『妖に寄らば尾っぽが増え神に寄らば尾っぽが減る類のロリ』・陸

「お話を整理させていただきますね」

 陽と千影は、今テーブル挟んで座っております。

「まず、一昨日陽さまがグラスに触れたことで狐さまが喚起かんきされました。このとき親指は霊魂の出入口であるという見聞に従い、狐さまは親指を経て陽さまに憑依します」

「親指が霊魂の──ねぇ」

 そう呟くように言って、陽は冷たい緑茶を口にします。緑茶がそそがれているのは、件(無論「例の」という意味であり、半人半牛の彼奴きゃつを指しているわけではありません)のグラスでございます。千影の手元にも同じデザインのものがありました。元々ペアグラスとしてプレゼントされたものだったのです。
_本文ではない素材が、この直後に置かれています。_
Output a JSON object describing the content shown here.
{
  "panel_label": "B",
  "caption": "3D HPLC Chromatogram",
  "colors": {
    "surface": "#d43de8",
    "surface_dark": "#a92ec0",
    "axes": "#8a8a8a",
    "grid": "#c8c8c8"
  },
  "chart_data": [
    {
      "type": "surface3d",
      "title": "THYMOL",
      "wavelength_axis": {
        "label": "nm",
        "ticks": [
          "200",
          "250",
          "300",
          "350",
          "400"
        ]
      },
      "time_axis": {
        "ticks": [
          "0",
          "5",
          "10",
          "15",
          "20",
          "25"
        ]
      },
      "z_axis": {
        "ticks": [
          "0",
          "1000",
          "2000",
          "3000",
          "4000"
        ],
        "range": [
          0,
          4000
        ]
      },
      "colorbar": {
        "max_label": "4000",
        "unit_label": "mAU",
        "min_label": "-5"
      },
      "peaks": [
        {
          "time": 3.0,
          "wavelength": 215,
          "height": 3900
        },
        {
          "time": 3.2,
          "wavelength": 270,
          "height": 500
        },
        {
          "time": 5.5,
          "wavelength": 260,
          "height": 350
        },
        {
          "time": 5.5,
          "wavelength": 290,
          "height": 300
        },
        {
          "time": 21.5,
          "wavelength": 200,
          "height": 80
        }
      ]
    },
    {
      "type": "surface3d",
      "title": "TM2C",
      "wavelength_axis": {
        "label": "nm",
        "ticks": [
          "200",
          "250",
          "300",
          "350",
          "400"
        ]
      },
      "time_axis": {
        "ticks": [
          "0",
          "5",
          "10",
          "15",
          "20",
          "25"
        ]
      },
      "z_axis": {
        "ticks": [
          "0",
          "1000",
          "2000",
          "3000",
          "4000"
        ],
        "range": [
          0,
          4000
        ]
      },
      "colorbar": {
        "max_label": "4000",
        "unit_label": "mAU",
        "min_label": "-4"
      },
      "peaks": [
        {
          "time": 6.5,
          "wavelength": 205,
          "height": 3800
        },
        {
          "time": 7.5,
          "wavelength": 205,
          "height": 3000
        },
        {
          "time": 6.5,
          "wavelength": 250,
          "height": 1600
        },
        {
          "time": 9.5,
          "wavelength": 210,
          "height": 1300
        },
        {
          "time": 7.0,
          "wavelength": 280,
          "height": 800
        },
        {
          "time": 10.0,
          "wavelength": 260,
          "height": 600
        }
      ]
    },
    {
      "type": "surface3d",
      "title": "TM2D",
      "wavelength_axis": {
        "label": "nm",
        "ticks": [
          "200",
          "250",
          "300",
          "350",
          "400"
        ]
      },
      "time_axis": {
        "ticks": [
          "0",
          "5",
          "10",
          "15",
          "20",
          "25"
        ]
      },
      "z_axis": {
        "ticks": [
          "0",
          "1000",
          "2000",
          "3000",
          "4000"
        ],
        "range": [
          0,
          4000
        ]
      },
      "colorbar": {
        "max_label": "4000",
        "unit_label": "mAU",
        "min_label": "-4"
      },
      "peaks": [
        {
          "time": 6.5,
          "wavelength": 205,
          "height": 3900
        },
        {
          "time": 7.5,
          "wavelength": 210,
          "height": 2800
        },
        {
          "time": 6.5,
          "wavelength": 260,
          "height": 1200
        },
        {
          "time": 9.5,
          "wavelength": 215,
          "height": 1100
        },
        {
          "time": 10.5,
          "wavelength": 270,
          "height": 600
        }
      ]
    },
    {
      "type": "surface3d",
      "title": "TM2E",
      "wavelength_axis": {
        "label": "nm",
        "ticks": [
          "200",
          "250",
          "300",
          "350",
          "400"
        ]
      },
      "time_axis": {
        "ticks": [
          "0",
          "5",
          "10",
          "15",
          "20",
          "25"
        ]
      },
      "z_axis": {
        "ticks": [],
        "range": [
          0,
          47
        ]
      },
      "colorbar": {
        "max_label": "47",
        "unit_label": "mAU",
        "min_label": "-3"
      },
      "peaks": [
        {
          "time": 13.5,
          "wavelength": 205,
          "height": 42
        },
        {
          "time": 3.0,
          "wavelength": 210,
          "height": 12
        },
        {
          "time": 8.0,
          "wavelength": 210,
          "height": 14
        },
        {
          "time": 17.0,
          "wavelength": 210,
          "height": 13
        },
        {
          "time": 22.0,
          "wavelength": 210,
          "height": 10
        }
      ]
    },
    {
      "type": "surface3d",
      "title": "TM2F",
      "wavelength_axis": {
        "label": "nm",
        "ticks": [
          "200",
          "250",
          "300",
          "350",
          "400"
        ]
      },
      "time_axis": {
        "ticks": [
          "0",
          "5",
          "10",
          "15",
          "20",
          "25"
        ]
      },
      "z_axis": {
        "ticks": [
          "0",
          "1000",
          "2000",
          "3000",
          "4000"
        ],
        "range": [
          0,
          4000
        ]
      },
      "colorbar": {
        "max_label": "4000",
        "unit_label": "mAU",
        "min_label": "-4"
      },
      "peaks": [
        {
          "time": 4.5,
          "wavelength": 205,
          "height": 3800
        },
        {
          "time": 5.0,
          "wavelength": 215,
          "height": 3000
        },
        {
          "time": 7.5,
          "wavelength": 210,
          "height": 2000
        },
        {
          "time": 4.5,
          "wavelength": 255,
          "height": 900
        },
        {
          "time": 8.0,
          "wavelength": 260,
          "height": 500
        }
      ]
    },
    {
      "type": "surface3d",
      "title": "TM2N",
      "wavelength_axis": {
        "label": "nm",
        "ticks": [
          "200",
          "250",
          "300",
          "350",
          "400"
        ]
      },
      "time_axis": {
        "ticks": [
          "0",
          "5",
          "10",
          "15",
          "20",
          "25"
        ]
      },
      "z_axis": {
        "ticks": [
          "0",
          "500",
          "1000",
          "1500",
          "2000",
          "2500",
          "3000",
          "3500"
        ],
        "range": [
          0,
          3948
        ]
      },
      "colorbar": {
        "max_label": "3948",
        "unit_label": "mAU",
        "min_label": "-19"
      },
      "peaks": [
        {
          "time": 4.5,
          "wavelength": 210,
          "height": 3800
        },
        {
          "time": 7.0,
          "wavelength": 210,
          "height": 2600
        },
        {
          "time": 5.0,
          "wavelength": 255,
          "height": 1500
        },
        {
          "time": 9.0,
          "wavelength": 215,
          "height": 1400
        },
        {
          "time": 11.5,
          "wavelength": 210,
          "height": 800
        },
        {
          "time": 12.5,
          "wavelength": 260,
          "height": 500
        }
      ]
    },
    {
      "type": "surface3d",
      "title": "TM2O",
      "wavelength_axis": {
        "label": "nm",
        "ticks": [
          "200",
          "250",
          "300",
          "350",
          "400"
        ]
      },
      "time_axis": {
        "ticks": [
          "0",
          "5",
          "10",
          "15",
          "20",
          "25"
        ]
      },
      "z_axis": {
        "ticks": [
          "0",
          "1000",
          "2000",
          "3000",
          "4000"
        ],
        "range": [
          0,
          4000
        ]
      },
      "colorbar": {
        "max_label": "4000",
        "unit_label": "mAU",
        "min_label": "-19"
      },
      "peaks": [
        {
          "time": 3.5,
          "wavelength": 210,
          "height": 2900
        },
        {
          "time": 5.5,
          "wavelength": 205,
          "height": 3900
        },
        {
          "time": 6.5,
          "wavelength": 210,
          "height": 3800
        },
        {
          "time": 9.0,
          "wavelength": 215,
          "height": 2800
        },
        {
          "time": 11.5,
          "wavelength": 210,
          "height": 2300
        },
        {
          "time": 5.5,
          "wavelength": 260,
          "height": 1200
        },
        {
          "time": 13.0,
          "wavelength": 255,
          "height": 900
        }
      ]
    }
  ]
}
「陽さまは、霊柩車を見かけたら親指を隠すようにという習わしを聞いたことがありませんか?」

「ああ、そういえば。隠さないと親が不幸になるとか、そういうヤツだろ」

 はいと言って、千影は小さく頷きます。

「『親が早くに亡くなる』『親の死に目に会えなくなる』など、それら多くは、かつて親指から魂魄が出入りすると信じられていたことに由来します。霊柩車──すなわち死を象徴するものに出遭ったとき、霊魂の出入口である親指を隠さなければ死霊に憑かれる、親指から死が入り込むと信じられていたのです」

「なるほどな。ということは、コイツはさしずめ──」

 陽は、糸の結ばれた右手の親指を見つめます。


「悪いものがそこから侵入しないようにというまじないです。明治初期に虎列剌コレラの感染を防ぐ目的で実際に行われていました」


「──感染症の?」

「はい、当時虎列剌の感染は妖狐の仕業であると一部で信じられていたので。そうやって狐が入り込めないようにしていたのです」

 虎列剌──ジジイが王子に耳打ちした言葉でした。流石に偶々とは思えません。中々侮れない神様です。否、そもそも侮っていい神様って何だよという話ですが。

 ちなみに、ジジイは王子がトイレまで担いで行ったところ、水を得た魚のように一瞬で元気を取り戻しました。王子もまた"ミジンコ"の絵を破棄した途端、すんなり動けるようになりました。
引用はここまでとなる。